Health Minister Stephen Donnelly predicts it will take three to five years to fully reform public health services to eliminate the need for private health insurance.
Comprehensive reforms are planned in the next few years to provide free health care services as needed.However, almost half of the population relies on insurance to avoid waiting listaccording to ESRI, there is still a long way to go.
Mr Donnelly toldReforms need to provide accessibility for patients, which means ending spiraling waiting lists; affordability, which means lowering costs such as prescription fees; and quality, which means improving standards of care.
For many, affordability also means the promise of getting treatment without relying on expensive health insurance.
Under Sláintecare, Mr Donnelly said, many changes needed to happen before insurance disappeared here.
“For people to say ‘if I’m sick, my GP needs to get me a diagnosis or specialist care’, we certainly need to go a long way in three to five years,” he said.
About 900,000 people are on the hospital waiting list, which he described as “unacceptable”.
Some reforms have already begun. More than 120,000 people had been scanned through their GP by the end of last year, under a pandemic measure that will continue.
However, Mr Donnelly said overall recruitment was a huge challenge.
That was evident last week when the first in a possible series of strikes by medical scientists occurred over pay.
Their salaries are lower than the rest of the lab staff, and graduates work as lab assistants during their studies and take a pay cut when they start working as scientists.
Junior doctors, non-consultant hospital doctors (NCHD), are also voting for strike action, saying they routinely work 80-hour weeks in violation of European law.
“Their working lives need to make very significant changes and improvements,” Mr Donnelly said. “I think the questions NCHD raises are absolutely valid.”
Despite these concerns, he insists that with the substantial increase in funding, a big step has been taken towards safe staffing levels, which are now equivalent to 134,000 full-time employees.
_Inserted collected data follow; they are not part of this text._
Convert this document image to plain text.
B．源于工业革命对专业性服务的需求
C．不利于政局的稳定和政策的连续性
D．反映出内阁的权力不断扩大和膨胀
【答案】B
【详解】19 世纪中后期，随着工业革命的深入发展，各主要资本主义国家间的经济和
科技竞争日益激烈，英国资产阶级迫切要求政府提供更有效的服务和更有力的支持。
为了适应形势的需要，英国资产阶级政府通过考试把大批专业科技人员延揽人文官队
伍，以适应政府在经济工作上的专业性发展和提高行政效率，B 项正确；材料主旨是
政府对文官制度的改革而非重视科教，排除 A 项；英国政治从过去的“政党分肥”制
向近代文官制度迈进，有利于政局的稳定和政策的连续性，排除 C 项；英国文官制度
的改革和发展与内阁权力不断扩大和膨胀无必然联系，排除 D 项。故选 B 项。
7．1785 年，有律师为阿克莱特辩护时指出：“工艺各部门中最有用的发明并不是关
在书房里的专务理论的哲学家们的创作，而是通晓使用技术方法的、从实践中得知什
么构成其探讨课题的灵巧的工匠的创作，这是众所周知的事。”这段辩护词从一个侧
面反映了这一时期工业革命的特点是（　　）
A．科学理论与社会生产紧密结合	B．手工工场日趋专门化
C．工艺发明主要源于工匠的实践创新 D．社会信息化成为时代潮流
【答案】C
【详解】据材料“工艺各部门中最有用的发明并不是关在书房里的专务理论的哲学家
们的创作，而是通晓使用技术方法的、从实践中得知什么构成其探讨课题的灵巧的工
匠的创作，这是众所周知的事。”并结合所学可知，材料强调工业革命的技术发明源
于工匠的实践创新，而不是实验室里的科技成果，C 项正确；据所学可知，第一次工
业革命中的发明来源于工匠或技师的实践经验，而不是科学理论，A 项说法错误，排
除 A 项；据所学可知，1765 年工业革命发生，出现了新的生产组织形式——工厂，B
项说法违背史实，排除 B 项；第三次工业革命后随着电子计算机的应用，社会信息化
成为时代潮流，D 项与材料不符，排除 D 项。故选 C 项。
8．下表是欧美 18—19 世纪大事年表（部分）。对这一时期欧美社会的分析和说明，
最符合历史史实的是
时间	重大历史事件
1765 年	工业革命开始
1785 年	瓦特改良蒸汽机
He noted that compared to the beginning of 2020, the health services sector increased staff (net) by 14,284. These include 4,100 nurses and midwives, and 1,300 doctors and dentists.
As part of the move towards better community care, 2,300 health and social care professionals, such as audiologists, speech and language therapists and physiotherapists, were also recruited.
At the local level, the focus is on the creation of six regional health districts to replace hospital groups and HSE community organizations. The delay in these changes was the focus of the top resignation of the Sláintecare team last year. They are now expected to be “fully operational” in 2024.
“At the same time, what we want to keep is a leaner but still strong central organisation for the HSE,” Mr Donnelly said, adding that Covid-19 vaccination was a good example of why central power was still needed.
On a crowded shelf next to Mr. Donnelly’s desk are copies of the Cancer Strategy (2017-2026) and Sharing Vision for Mental Health (2020) and other plans launched to great fanfare.
Looking ahead to an era when Covid-19 is no longer dominant, he said: “Strategies have to be funded.” The plan is to fund existing strategies rather than commission new ones where possible. “We have a very clear plan on how to get there, it’s about implementation.”